The Fort McDowell Yavapai Nation and the club’s management, considered sound environmental design to be a significant part of the course’s development. Foremost in the environmental effort was to route the course without intruding upon environmentally sensitive dry creek beds. Coore circumnavigated these washes, creating a layout that utilized the site’s best terrain for golf.

Hole 18 during grow-in, Saguaro Course at We-Ko-Pa Golf Club, Fort McDowell Yavapai Nation, Scottsdale, Arizona

Hole 18 during grow-in, Saguaro Course at We-Ko-Pa Golf Club, Fort McDowell Yavapai Nation, Scottsdale, Arizona

With a routing in place, studies were undertaken to ensure no historically significant artifacts were located within the areas of construction. The examination confirmed a previous study’s assessment that the golfing corridors were free of artifacts. It also provided additional information about the farming techniques and plantings carried out by ancient civilizations on the site.

The golf course design team made a point to salvage existing plant material for later use, thus allowing the club to economically landscape the facility with native plants. An erosion control plan consisting of silt fence and hay bales was also implemented to protect the washes and to avoid wind erosion of the arid soils.
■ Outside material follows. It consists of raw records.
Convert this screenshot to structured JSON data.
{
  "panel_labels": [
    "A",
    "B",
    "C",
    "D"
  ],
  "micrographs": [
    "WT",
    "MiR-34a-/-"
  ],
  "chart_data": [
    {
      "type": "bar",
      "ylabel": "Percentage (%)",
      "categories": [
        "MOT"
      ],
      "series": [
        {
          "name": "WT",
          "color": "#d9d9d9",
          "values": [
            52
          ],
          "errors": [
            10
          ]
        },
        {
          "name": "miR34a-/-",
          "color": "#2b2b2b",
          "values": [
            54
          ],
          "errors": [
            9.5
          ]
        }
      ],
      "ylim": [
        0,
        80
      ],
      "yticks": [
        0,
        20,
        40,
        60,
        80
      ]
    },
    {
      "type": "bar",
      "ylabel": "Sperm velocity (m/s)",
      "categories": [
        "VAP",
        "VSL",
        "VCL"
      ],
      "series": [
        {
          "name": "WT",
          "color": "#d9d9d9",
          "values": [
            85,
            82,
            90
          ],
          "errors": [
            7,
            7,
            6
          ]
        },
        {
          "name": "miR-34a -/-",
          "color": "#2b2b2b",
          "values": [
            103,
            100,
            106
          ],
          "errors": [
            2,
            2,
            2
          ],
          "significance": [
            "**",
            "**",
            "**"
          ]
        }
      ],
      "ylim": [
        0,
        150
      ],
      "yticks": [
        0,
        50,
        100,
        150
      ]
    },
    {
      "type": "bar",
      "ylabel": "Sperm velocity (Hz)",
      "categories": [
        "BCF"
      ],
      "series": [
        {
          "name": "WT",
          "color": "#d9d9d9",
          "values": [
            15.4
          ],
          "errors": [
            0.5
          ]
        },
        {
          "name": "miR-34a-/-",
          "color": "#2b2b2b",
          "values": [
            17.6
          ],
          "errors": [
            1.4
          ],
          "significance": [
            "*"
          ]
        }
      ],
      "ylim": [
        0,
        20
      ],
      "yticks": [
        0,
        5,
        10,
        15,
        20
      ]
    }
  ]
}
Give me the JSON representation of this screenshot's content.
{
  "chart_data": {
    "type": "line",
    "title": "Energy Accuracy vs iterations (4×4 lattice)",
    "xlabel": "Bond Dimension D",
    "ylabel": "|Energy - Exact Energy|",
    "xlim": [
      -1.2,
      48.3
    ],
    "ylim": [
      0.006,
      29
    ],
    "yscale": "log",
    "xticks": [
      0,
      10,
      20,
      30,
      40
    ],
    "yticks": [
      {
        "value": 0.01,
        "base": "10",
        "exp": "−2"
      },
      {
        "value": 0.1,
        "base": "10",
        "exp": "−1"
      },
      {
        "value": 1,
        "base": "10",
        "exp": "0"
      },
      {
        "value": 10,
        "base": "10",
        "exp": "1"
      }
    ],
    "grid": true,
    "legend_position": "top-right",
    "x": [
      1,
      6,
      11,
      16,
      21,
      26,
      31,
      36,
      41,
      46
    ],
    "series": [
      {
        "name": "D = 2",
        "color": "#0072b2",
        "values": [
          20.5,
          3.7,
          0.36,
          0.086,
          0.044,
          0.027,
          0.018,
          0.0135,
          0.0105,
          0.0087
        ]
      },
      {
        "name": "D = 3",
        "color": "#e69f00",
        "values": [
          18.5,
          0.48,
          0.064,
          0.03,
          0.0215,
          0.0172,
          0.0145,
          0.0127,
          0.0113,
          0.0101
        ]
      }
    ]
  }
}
Due to the washes and the site’s undulating character, efforts were also made to provide wide landing areas to contain errant play. Alternative methods employed to accommodate wayward shots included building contours to hold running shots; using perimeter bunkers to collect shots running down slopes beyond margins of the fairways; and selectively clearing vegetation from tee to fairway and along sides of holes to allow easy recovery shots from the desert.

The project also incorporated the Nation’s previous wastewater treatment plant into its routing. Per a request from the Tribal Government, the outgrown facility was removed, and the land was restored with desert vegetation and incorporated into the golf course. Coore reshaped the formerly heavily engineered site to be compatible with the natural contours of the surrounding ground.

The Saguaro course was gently molded into the desert terrain of Arizona, with a mere 30,000 cubic yards of earthwork. Plant salvage, careful preservation of the native habitat, and rehabilitation of the wastewater treatment site helped to protect and enhance the golf course’s surroundings, giving the course a rugged, natural quality and a comfortable feel.